Friday, March 19, 2021                      (today’s lectionary)
Solemnity of Saint Joseph, husband of the Blessed Virgin Mary
Joy unspeakable
Stand before the sunrise. Fall down before the sunrise beauty. Richard Rohr writes, “Allow yourself to be captured by the goodness, truth or beauty of something beyond and outside yourself.”
I will be a father to you, and you shall be a son to me. The promises of the Lord I will sing forever.
Thus begins “the great inner dialogue we call prayer.” Let my awe before the sunrise expand into awe before the sunrise Creator, and then let “my realization eventually richochet back to include myself.” As I stand and stare, as I fall down, I know how close God is, how close the sun is, how close I am. God has made it all.
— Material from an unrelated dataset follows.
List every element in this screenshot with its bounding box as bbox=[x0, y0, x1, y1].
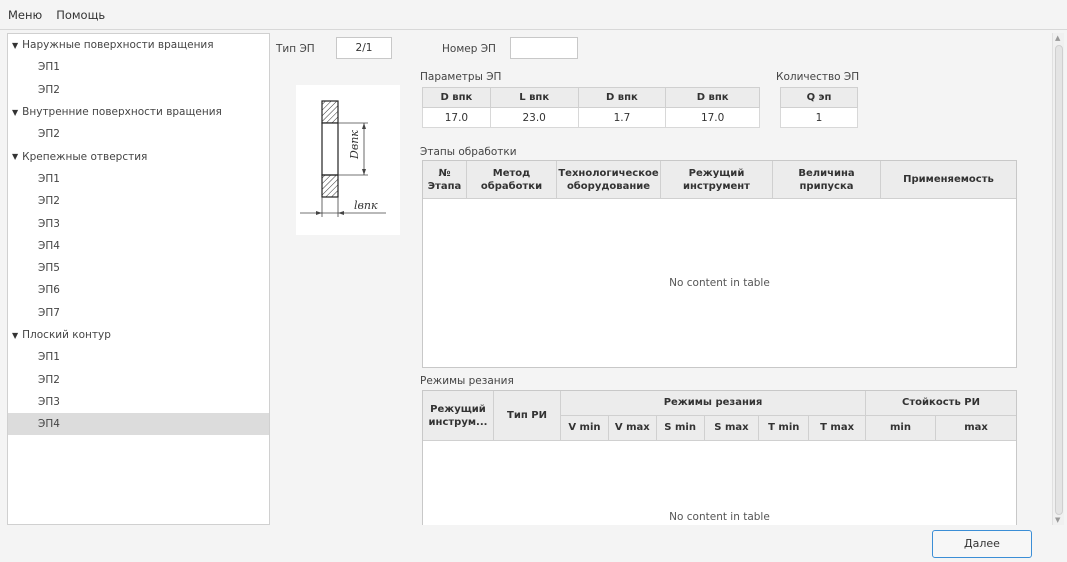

Now I can begin to “know that we live in a fully sacramental universe, where everything is a pointer and an epiphany.”
These words begin to describe what is known best in silence, in movement, through my smell and taste and touch, not so much in my mind. And sometimes it comes clearest and cleanest in community. Barbara Holmes writes that “practices which turn the human spirit inward may or may not be solitary or silent.”
It was not through the law that the promise was made to Abraham, but through the righteousness that comes through faith. It depends on faith, so that it may be a gift.
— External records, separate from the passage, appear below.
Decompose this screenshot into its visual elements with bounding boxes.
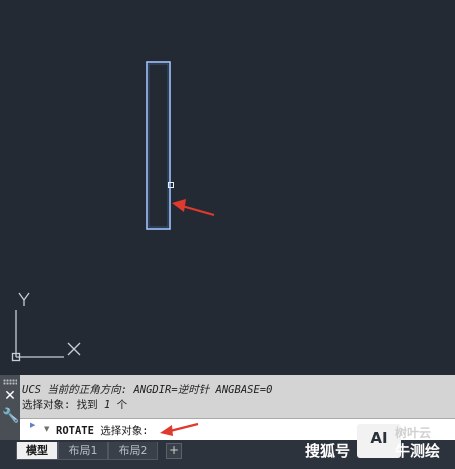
tab-model[interactable]: 模型 [16,442,58,460]
model-space[interactable] [0,0,455,375]
selected-rectangle[interactable] [146,61,171,230]
drawing-canvas[interactable] [0,0,455,375]
tab-layout1[interactable]: 布局1 [58,442,108,460]
dropdown-icon[interactable]: ▼ [44,425,49,433]
history-line-2: 选择对象: 找到 1 个 [22,399,128,411]
watermark-text-2: 牛测绘 [395,442,441,460]
add-layout-button[interactable]: + [166,443,182,459]
command-window-grip[interactable]: ✕ 🔧 [0,375,20,440]
command-prompt-text: 选择对象: [100,425,149,437]
history-line-1: UCS 当前的正角方向: ANGDIR=逆时针 ANGBASE=0 [22,384,273,396]
tab-layout2[interactable]: 布局2 [108,442,158,460]
watermark-logo-label: 树叶云 [395,426,432,440]
drag-handle[interactable] [3,379,17,385]
command-name: ROTATE [56,425,94,437]
ucs-icon [11,292,81,362]
watermark-text-1: 搜狐号 [305,442,351,460]
wrench-icon[interactable]: 🔧 [2,408,19,424]
command-prompt: ROTATE 选择对象: [56,423,149,438]
red-arrow-icon [160,422,199,436]
red-arrow-icon [172,199,215,217]
command-history: UCS 当前的正角方向: ANGDIR=逆时针 ANGBASE=0 选择对象: … [22,383,451,413]
rectangle-inner-glow [148,63,169,228]
close-icon[interactable]: ✕ [2,388,18,404]
command-prompt-icon: ▶ [30,421,36,429]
What Barbara calls “joy unspeakable” anchors my faith. It is not a result of faith so much as it is a fuel for faith. “It rises on the crest of impossibility, it sways to the rhythm of steadfast hearts, and celebrates what we cannot see.”
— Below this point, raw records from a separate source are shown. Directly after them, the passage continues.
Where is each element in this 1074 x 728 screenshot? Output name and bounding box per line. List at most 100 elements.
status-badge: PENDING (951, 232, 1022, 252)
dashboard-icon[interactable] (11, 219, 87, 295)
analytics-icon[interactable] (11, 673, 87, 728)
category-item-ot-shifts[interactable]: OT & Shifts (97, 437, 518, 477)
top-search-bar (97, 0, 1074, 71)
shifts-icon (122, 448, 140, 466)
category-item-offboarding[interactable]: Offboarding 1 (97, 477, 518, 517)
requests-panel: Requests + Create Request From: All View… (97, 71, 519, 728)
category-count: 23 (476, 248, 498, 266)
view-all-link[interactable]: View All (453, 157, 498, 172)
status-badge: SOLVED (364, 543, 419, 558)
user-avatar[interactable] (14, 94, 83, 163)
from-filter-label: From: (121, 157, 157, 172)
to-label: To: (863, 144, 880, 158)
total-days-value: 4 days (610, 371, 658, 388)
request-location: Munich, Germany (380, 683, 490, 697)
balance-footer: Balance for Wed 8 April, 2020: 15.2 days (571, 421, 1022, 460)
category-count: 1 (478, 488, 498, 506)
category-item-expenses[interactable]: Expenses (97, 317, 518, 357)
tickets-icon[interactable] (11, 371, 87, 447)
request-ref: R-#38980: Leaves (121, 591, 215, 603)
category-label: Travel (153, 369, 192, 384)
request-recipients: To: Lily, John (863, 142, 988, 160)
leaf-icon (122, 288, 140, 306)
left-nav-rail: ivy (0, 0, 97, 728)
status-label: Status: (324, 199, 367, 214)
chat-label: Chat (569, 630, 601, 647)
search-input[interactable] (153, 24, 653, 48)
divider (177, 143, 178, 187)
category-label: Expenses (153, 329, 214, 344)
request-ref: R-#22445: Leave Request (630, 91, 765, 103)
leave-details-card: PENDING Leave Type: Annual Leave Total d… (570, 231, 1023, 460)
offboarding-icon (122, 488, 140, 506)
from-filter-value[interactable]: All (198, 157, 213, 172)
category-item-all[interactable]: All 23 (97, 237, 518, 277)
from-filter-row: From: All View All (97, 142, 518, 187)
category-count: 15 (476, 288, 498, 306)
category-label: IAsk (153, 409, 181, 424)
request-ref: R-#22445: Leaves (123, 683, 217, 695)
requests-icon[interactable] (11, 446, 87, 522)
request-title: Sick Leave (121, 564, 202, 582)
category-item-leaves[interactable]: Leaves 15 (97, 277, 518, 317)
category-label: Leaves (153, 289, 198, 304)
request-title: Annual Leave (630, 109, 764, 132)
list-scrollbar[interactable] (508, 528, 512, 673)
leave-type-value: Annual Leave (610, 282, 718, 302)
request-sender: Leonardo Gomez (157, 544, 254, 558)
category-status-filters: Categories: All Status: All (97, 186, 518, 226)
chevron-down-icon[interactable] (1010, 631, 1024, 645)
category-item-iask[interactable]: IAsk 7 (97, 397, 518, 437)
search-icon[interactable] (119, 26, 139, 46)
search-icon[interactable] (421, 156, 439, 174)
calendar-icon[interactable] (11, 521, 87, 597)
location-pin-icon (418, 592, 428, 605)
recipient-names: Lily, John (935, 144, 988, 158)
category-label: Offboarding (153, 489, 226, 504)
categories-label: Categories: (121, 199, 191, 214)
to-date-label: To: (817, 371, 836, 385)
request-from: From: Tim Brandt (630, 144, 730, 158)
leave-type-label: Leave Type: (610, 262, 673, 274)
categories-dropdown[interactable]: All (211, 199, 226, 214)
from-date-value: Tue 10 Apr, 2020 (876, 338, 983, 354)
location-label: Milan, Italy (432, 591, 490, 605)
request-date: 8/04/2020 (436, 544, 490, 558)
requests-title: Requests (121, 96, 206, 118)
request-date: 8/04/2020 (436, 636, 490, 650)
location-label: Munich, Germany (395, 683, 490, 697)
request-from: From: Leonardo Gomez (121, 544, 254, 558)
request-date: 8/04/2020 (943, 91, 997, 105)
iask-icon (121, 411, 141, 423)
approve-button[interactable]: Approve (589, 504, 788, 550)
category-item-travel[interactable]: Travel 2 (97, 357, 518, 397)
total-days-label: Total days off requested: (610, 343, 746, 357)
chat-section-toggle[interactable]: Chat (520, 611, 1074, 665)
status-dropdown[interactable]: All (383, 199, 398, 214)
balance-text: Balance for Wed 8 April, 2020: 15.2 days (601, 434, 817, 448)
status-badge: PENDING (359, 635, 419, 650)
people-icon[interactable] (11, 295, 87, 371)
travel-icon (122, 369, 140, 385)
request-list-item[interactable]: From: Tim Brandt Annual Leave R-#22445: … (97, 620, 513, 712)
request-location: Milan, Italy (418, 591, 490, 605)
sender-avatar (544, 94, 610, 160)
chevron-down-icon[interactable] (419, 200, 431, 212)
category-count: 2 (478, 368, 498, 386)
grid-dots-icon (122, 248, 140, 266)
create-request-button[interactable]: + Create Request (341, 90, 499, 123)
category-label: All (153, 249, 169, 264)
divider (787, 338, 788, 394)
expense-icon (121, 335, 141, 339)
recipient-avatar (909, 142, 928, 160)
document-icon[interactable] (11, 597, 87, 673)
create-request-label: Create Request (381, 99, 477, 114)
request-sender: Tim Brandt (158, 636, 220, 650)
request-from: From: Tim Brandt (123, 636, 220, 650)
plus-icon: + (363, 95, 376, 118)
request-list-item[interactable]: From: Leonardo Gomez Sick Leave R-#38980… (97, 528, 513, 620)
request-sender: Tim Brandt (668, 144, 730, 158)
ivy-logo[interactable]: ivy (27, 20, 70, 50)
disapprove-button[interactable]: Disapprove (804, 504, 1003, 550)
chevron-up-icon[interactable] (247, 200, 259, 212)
God gives life to the dead and calls into being what does not exist. Blessed are they who dwell in your house, O Lord.
Barbara does not see the world through rose-colored glasses. “This joy is our strength, and we need strength because we are well into the twenty-first century, and we are not healed.”
Our healing comes to us from the inside out, not a word from outside, no matter how wise that word might be. We grow in God’s garden, not one of our own making. Wasn’t Joseph given a dream, and God’s word of assurance and direction spoken within his heart?
Joseph intended to divorce Mary but the angel of the Lord appeared to him in a dream and said, “Joseph, son of David, it is through the Holy Spirit that this child has been conceived in her.” Joseph awoke. He did as the angel of the Lord commanded him and took his wife into his home.
When we experience this direction from God, the life we live could not be more exciting. But we don’t need verbal or even mystic communications, just a sense of Presence. Often we sit, wait, “be still and know that God is God.” Or, as Barbara experiences regularly in her black church, God’s presence pours out through dance and song and holy abandon. With no regard for our desire for comfort or security, this joy appears “when you least expect it, when the burden is greatest, when the hope is gone, after bullets fly.”
We live through season after season of “unhealing.” But, Barbara says, “We are on a pilgrimage toward the center of our hearts. It is in this place of prayerful repose that joy unspeakable erupts.”